ステージ4の大腸がんになっておこった生活や思考の変化を率直に書きます。ネガティブなことばかりではなく、実はポジティブなことも多いのです。

20200916_アフターコロナに残したい就労の変化について

一年半ぶりのブログ。

長らくお休みしていたけど、僕を知る友人たちは僕が昨年から今年の頭にかけてどこでどんな活動をしていたかしていたのかご存知だろうから、間の出来事については割愛する。

 

コロナ禍が続いている。

東京ではまだまだ連日2桁後半~3桁の感染者が出ており、街を歩いたり人と接するときはマスクをはじめとした感染対策が必須となっている。いつ落ち着きを取り戻すのか。マスクや距離感を気にせず人と接することが出来る日はくるのだろうか。不安だけれども、慣れている自分もいる。だって、もうこれが日常だもの。

 

そして、コロナ禍は生活を大きく変えた。働き方も。

そしてそれは、がんと就労ならびにダイバーシティに関わる人々がある意味で望んでいた変化だと思っている。

例えば;

在宅ワーク/リモートワークの浸透:治療時の自宅療養、通院、副作用等による体調変化にも対応した働き方として特に望んでいた働き方。

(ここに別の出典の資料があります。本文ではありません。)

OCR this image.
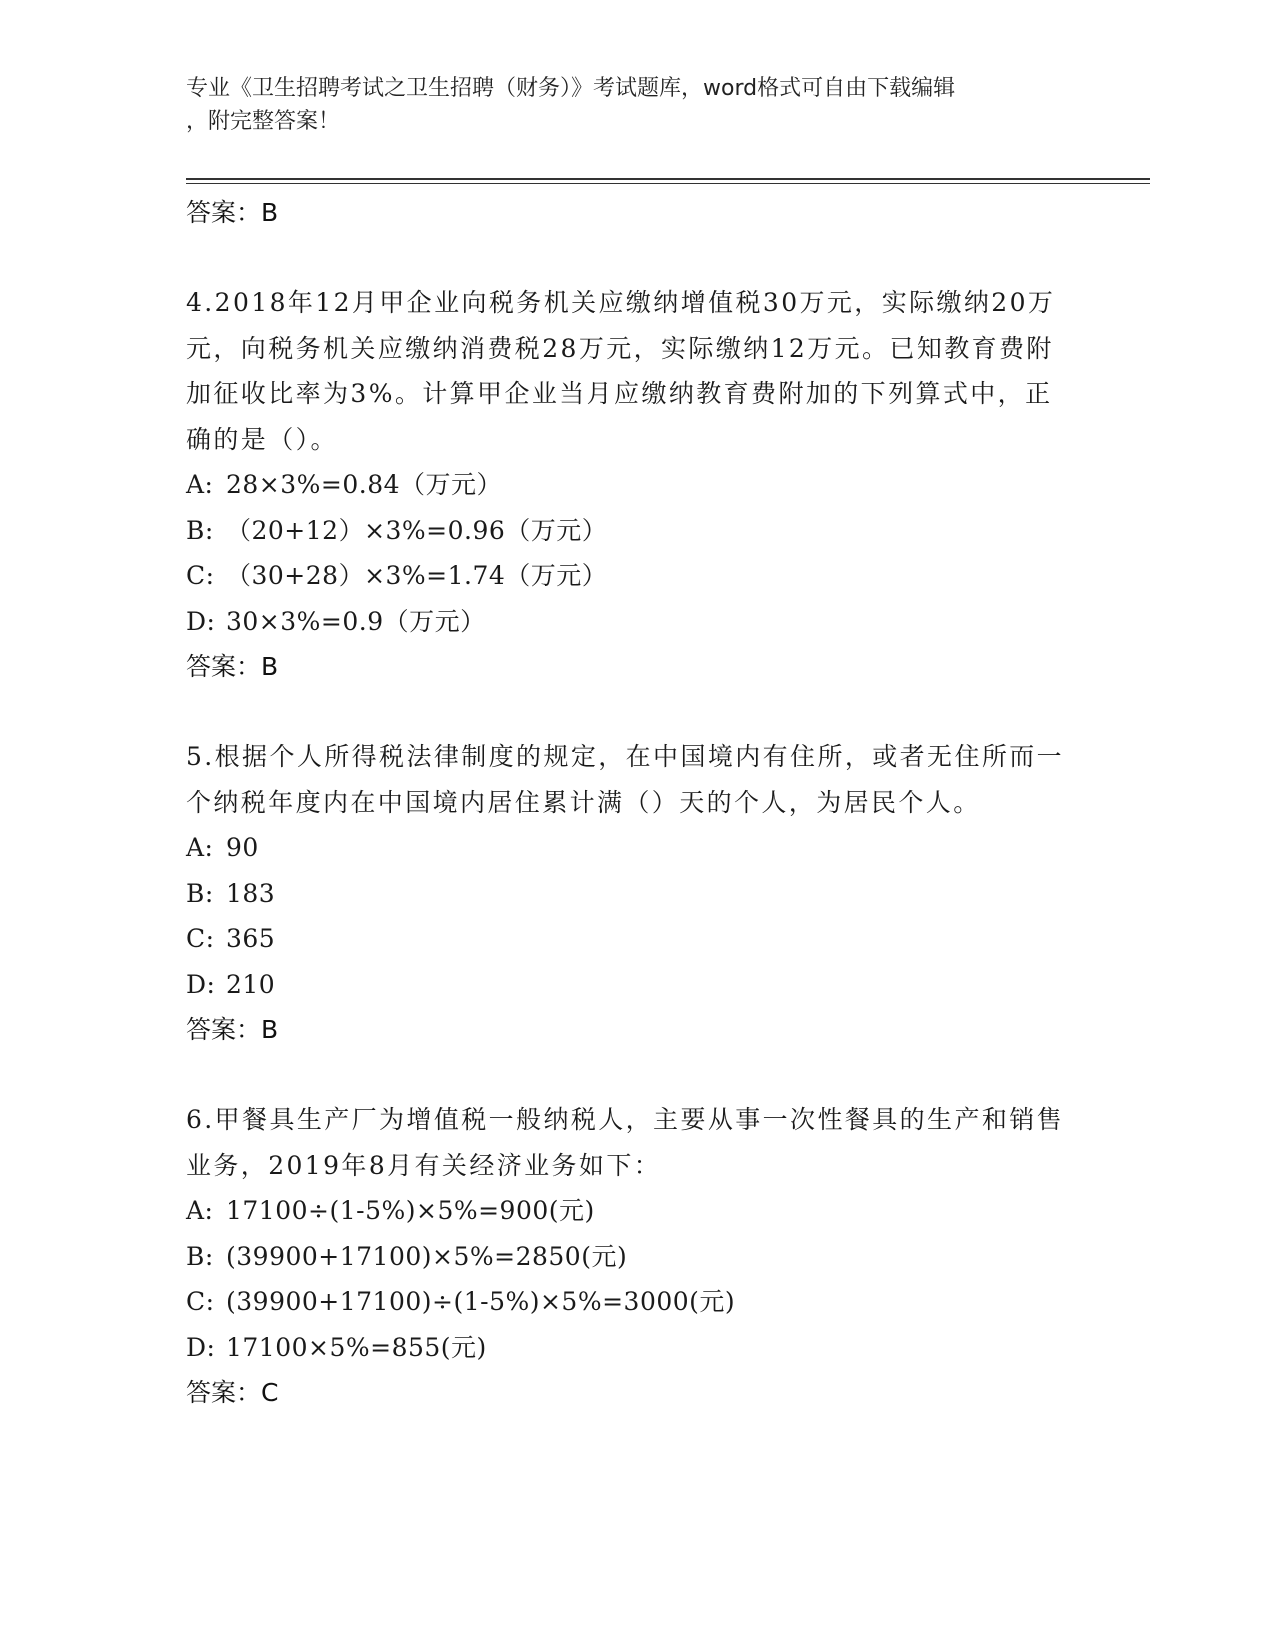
专业《卫生招聘考试之卫生招聘（财务）》考试题库，word格式可自由下载编辑
，附完整答案！
答案：B
4.2018年12月甲企业向税务机关应缴纳增值税30万元，实际缴纳20万元，向税务机关应缴纳消费税28万元，实际缴纳12万元。已知教育费附加征收比率为3%。计算甲企业当月应缴纳教育费附加的下列算式中，正确的是（）。
A: 28×3%=0.84（万元）
B: （20+12）×3%=0.96（万元）
C: （30+28）×3%=1.74（万元）
D: 30×3%=0.9（万元）
答案：B
5.根据个人所得税法律制度的规定，在中国境内有住所，或者无住所而一个纳税年度内在中国境内居住累计满（）天的个人，为居民个人。
A: 90
B: 183
C: 365
D: 210
答案：B
6.甲餐具生产厂为增值税一般纳税人，主要从事一次性餐具的生产和销售业务，2019年8月有关经济业务如下：
A: 17100÷(1-5%)×5%=900(元)
B: (39900+17100)×5%=2850(元)
C: (39900+17100)÷(1-5%)×5%=3000(元)
D: 17100×5%=855(元)
答案：C
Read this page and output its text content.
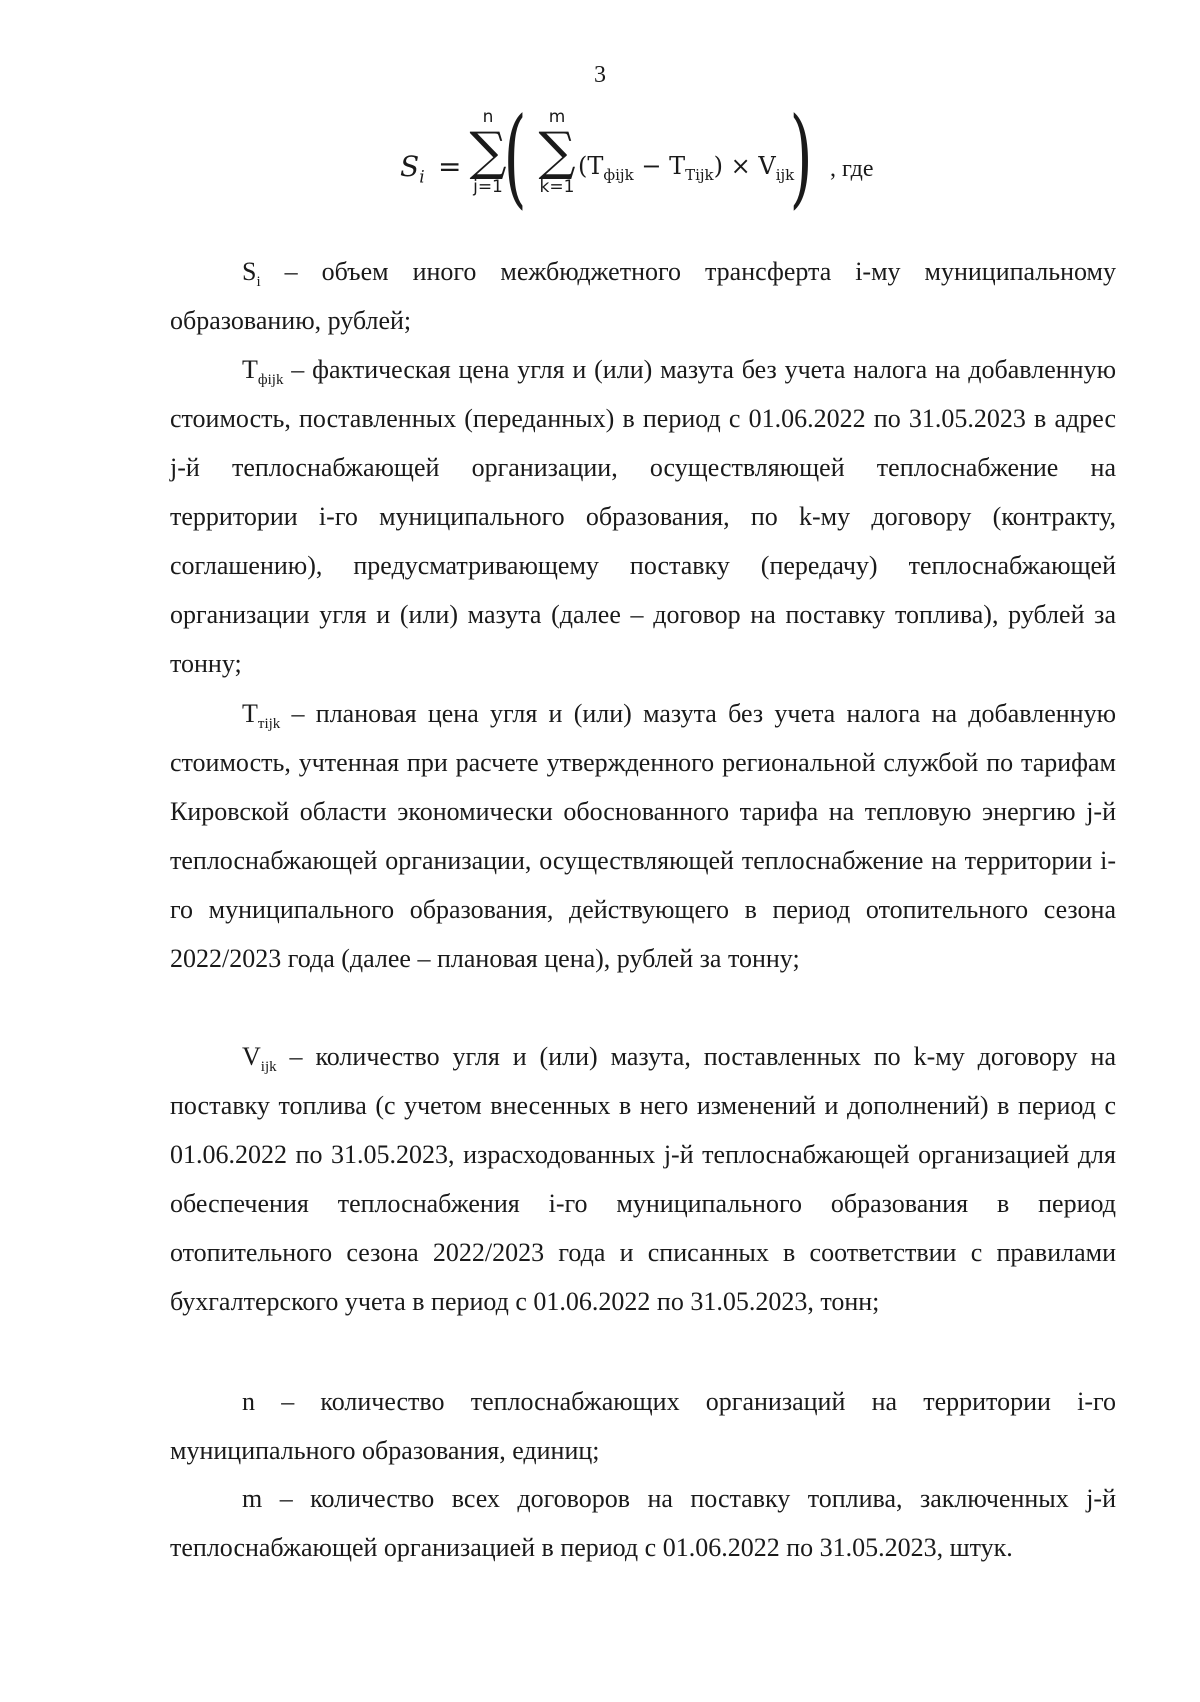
3
$S_i$ =
n
∑
j=1 (	m
∑
k=1
$(Т_{фijk} - Т_{Tijk}) \times V_{ijk}$
) , где

$S_i$ – объем иного межбюджетного трансферта i-му муниципальному образованию, рублей;

$Т_{фijk}$ – фактическая цена угля и (или) мазута без учета налога на добавленную стоимость, поставленных (переданных) в период с 01.06.2022 по 31.05.2023 в адрес j-й теплоснабжающей организации, осуществляющей теплоснабжение на территории i-го муниципального образования, по k-му договору (контракту, соглашению), предусматривающему поставку (передачу) теплоснабжающей организации угля и (или) мазута (далее – договор на поставку топлива), рублей за тонну;

$Т_{тijk}$ – плановая цена угля и (или) мазута без учета налога на добавленную стоимость, учтенная при расчете утвержденного региональной службой по тарифам Кировской области экономически обоснованного тарифа на тепловую энергию j-й теплоснабжающей организации, осуществляющей теплоснабжение на территории i-го муниципального образования, действующего в период отопительного сезона 2022/2023 года (далее – плановая цена), рублей за тонну;

$V_{ijk}$ – количество угля и (или) мазута, поставленных по k-му договору на поставку топлива (с учетом внесенных в него изменений и дополнений) в период с 01.06.2022 по 31.05.2023, израсходованных j-й теплоснабжающей организацией для обеспечения теплоснабжения i-го муниципального образования в период отопительного сезона 2022/2023 года и списанных в соответствии с правилами бухгалтерского учета в период с 01.06.2022 по 31.05.2023, тонн;

n – количество теплоснабжающих организаций на территории i-го муниципального образования, единиц;

m – количество всех договоров на поставку топлива, заключенных j-й теплоснабжающей организацией в период с 01.06.2022 по 31.05.2023, штук.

・時差出勤やフレックスの浸透:体調を崩しやすいサバイバーにとって、決まった時間に決まった場所に行くのは結構大変。

・飲み会が減った:アルコールが飲めなかったり食事制限や排泄等の変化がある人からすると、飲み会に参加することは結構な心理的ハードル。それが無くなった(もしくはオンライン飲みに切り替わった)のは結構大きい。

・罹患への恐怖、への共感:がんは再発リスク等目に見えない恐怖と戦う日々がある。コロナに罹らないよう神経をすり減らす日々は、がんサバイバーの見えないリスクと向き合う日々と似ている気がする。

・体調不良者への温かい対応とサポート:体調不良者を適切に管理し、組織として適切にサポートすることが定着しつつあるのはがんに限らず多くの疾病罹患者や介護・子育てを担うビジネスパーソンにとってとても嬉しいことだと思う。

 

世界で3000万人近い罹患者と100万人近い死者を出している恐ろしいウイルスに立ち向かうためにもたらされた変化。良いこととして取り上げることには違和感はあるけれども、でもがんと就労の両立を声高に叫んでいた身としては、これらの大きな変化は、自ら望んだものがするすると手に届く不思議な実感を持ったことも事実です。

 

多くの医療者の皆様の努力と、全世界的な感染予防の努力の先には、いずれコロナに打ち勝つ日が来ると思いますが、その日が来たら生活も『コロナ前』に戻してしまうのはよくない。せっかく進んだダイバーシティや病への理解を過去のものにしてはいけない。

 

 

そして、コロナ前よりも『働きやすくなった』からこそ、我々がんサバイバー側もただ働くだけではなく、組織の一員として上司・同僚とともに成果を追求する関係性が真に求められる時代に突入したと思います。

 

病に囚われず、対話と理解を通して、伸びやかに働ける時代を目指して。